First, provide a temporary reduction in the corporate income tax rate on repatriated earnings of U.S. foreign subsidiaries. Because the U.S. has one of the highest corporate tax rates in the world, hundreds of billions in earnings from U.S. exports are trapped overseas. A temporary tax incentive, modeled after a similar experiment in 2004, through which U.S. corporations would pay a tax of 5.25 percent on a portion of their export earnings, would finance investments in jobs, research, and capital improvements in America rather than abroad.

Second, phase in a gradual reduction of corporate tax rates, which remain among the world’s highest and are what Mr. Kennedy called a barrier to job creation.
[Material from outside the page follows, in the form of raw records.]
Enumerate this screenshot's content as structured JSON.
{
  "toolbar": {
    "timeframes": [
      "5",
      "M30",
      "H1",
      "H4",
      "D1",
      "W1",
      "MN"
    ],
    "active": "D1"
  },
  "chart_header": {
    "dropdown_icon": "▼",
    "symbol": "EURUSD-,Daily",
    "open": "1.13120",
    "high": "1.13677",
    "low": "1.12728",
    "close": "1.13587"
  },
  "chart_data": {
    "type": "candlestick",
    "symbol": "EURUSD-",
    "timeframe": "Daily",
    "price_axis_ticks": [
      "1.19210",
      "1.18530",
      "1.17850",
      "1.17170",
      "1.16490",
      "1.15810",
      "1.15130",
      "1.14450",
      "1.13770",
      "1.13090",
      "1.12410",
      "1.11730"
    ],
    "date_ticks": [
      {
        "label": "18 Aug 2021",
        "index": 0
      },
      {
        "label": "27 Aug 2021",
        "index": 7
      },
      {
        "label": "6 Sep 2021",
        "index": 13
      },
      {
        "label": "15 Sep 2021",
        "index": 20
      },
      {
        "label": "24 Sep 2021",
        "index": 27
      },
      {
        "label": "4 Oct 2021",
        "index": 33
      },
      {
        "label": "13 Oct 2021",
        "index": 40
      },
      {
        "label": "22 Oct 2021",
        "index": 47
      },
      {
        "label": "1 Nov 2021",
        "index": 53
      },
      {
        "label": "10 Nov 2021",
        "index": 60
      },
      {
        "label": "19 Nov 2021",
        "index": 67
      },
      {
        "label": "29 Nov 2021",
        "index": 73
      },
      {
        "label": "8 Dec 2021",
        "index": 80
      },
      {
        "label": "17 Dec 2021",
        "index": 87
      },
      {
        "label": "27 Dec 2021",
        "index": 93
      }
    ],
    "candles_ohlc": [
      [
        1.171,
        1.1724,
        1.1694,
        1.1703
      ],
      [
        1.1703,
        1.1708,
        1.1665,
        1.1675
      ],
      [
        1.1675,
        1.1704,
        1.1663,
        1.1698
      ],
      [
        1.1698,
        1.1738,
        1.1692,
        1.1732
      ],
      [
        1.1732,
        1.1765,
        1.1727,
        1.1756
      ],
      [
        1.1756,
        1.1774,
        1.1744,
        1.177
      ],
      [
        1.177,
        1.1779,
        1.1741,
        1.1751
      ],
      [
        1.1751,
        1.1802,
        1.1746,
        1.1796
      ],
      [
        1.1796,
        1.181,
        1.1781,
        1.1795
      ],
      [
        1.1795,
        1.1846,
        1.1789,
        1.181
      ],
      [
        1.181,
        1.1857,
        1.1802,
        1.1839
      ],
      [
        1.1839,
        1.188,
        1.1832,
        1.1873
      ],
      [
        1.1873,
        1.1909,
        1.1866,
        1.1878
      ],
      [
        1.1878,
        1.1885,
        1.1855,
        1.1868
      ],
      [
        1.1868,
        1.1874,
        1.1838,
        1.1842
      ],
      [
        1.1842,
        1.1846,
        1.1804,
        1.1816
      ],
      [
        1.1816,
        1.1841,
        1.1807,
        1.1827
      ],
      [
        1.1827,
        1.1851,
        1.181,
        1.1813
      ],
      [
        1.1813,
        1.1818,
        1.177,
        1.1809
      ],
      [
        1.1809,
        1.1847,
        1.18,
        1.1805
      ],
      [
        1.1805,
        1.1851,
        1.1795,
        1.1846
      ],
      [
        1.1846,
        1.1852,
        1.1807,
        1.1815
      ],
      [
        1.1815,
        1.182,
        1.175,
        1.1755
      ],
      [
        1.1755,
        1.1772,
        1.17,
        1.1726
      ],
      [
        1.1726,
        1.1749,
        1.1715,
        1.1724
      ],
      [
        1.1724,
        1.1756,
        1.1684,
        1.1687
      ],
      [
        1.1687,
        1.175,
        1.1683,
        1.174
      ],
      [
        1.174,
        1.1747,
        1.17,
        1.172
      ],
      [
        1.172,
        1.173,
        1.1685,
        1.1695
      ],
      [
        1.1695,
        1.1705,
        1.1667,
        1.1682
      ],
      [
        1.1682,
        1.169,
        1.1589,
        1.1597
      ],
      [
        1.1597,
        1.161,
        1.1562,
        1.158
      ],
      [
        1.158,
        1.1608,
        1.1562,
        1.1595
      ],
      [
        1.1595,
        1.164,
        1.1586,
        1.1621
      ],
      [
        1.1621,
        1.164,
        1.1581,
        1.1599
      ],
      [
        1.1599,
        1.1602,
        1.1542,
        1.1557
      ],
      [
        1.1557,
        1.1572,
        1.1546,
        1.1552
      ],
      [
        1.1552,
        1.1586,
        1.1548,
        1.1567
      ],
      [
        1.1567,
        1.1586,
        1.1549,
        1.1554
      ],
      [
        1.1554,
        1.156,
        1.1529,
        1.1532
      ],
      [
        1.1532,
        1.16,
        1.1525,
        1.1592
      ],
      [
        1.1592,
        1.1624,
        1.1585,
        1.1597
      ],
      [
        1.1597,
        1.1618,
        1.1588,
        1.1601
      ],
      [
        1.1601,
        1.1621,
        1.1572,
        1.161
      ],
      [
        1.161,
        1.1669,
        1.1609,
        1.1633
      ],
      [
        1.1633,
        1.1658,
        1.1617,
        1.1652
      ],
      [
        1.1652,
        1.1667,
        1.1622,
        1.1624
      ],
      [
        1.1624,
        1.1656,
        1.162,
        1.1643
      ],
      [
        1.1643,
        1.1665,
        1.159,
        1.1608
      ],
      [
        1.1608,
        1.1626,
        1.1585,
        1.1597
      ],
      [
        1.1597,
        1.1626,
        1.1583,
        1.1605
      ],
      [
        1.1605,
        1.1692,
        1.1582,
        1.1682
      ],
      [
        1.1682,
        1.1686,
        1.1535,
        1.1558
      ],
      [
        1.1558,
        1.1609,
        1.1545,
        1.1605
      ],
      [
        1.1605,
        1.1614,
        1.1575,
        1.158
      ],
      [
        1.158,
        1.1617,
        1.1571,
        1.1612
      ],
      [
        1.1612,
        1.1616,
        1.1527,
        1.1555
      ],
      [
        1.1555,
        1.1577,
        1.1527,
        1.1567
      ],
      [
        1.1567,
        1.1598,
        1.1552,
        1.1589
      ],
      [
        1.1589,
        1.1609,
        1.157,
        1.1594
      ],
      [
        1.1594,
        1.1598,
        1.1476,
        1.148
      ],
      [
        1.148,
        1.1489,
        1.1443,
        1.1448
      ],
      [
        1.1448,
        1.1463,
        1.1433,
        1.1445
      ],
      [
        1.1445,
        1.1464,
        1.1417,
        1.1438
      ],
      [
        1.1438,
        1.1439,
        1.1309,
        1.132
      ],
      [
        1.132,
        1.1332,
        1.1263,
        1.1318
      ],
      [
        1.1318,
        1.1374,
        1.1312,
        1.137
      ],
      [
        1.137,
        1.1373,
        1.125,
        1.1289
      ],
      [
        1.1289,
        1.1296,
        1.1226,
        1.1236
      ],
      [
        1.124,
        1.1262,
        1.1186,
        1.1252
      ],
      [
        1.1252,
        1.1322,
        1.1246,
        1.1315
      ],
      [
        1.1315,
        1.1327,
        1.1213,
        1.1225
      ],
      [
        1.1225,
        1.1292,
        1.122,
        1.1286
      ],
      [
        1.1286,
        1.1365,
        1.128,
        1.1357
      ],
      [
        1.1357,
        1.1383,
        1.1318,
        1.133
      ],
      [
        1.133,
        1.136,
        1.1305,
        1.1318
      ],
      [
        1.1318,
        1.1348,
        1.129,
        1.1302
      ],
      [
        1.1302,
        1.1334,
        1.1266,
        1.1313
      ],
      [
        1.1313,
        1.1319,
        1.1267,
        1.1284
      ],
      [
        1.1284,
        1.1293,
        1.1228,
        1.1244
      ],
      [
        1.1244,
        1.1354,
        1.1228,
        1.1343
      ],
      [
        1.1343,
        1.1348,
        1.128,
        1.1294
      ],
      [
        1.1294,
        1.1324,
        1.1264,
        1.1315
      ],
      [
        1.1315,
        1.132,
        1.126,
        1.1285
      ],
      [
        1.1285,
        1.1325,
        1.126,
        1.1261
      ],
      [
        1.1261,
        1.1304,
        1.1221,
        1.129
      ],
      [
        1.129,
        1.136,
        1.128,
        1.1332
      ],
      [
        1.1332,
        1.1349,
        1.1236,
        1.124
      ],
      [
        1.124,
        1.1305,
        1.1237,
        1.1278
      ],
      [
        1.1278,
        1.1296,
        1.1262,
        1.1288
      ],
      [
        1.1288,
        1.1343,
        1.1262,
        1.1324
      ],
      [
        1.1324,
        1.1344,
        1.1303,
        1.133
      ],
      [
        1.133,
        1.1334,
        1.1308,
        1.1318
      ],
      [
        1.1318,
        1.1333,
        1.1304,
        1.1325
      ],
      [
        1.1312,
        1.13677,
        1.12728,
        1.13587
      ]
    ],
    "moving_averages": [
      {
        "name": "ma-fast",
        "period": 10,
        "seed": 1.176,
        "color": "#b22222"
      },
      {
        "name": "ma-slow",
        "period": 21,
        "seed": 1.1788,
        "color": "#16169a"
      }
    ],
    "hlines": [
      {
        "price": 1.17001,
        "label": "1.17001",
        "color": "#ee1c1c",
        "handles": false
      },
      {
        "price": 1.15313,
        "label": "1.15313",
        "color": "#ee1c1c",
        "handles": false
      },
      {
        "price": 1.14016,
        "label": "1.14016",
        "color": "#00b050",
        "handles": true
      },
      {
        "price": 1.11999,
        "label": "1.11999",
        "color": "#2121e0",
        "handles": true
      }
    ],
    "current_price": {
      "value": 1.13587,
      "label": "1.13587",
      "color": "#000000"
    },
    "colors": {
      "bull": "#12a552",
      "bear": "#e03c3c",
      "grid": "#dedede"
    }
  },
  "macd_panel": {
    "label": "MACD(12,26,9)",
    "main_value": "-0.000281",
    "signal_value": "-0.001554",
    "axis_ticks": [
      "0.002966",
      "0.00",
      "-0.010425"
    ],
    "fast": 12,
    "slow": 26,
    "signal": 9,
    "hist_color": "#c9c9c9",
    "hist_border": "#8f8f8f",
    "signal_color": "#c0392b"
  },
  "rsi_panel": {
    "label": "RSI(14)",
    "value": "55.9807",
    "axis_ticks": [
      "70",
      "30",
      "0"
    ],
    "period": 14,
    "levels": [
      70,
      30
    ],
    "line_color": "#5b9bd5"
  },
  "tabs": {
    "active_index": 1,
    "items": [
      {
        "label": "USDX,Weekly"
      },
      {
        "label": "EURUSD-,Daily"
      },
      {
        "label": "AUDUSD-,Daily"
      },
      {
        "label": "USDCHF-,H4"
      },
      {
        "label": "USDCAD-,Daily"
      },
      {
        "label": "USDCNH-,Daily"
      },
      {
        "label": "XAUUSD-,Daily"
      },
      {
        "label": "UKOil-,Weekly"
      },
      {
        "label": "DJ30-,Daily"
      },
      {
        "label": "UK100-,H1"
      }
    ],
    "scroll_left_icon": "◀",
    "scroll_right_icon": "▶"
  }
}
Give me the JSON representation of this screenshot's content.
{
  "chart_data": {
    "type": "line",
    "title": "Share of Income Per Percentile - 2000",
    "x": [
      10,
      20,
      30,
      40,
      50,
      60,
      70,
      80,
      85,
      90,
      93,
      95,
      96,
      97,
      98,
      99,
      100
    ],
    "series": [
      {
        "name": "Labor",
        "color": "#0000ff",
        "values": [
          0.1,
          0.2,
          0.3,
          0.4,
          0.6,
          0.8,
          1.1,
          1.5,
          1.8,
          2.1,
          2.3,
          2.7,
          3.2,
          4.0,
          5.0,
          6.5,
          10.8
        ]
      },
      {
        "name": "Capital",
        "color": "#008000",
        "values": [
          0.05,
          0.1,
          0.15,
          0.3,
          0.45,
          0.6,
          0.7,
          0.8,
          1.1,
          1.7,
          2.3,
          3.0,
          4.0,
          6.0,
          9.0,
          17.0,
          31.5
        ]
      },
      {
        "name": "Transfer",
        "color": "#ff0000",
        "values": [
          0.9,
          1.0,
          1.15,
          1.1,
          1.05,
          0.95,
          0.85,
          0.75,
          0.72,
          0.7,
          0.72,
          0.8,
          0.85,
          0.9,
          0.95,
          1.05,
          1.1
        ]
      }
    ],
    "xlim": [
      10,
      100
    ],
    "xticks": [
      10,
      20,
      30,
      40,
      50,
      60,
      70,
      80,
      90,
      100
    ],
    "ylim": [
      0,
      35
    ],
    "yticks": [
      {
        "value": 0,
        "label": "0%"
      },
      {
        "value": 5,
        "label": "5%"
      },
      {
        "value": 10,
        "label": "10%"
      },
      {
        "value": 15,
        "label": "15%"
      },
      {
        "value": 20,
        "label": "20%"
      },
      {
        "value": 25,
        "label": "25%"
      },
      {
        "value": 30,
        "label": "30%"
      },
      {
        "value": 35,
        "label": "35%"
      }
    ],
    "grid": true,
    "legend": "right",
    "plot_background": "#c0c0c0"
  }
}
Third, encourage greater investment in alternative sources of energy. Let’s make the tax on investment in state-of-the-art machinery and equipment competitive with the rest of the world. In a recent international comparison commissioned by the ACCF, a U.S. company gets only 29.5 cents back after 5 years through depreciation allowances for each dollar invested in “smart meters,” which can substantially reduce electricity use. In contrast, in India an investor gets $1.00 back in 5 years and in Germany the figure is 63.1 cents.

Fourth, too many Americans now face retirement insecurity as their nest eggs shrink from the two trillion dollar decline in net worth of U.S. households. How about an innovative capital gains tax cut for Americans who purchase (not sell) stocks or other investments in the next year or so. And how about raising the current capital loss each year to $20,000?

These tax initiatives could be a big boost to the U.S. economy in the short term but should be considered a down payment on the fundamental reform the U.S. tax system needs. Studies by the ACCF and others demonstrate the U.S. tax code hits saving and investment harder than do many of the tax regimes of our international competitors.

Our low national savings rate (personal, business and government) is the root cause of many of our economic problems. A move toward a consumption tax to partially replace our current anti-growth tax regime – once the current very serious economic downturn is behind us – is a policy Mr. Obama should seriously consider.

Mr. Obama has asked the new Congress for a stimulus package that he can sign on Inauguration Day. If the measure is a balanced package with both spending and tax cut components, Obamanomics will deserve a “straight A” report card.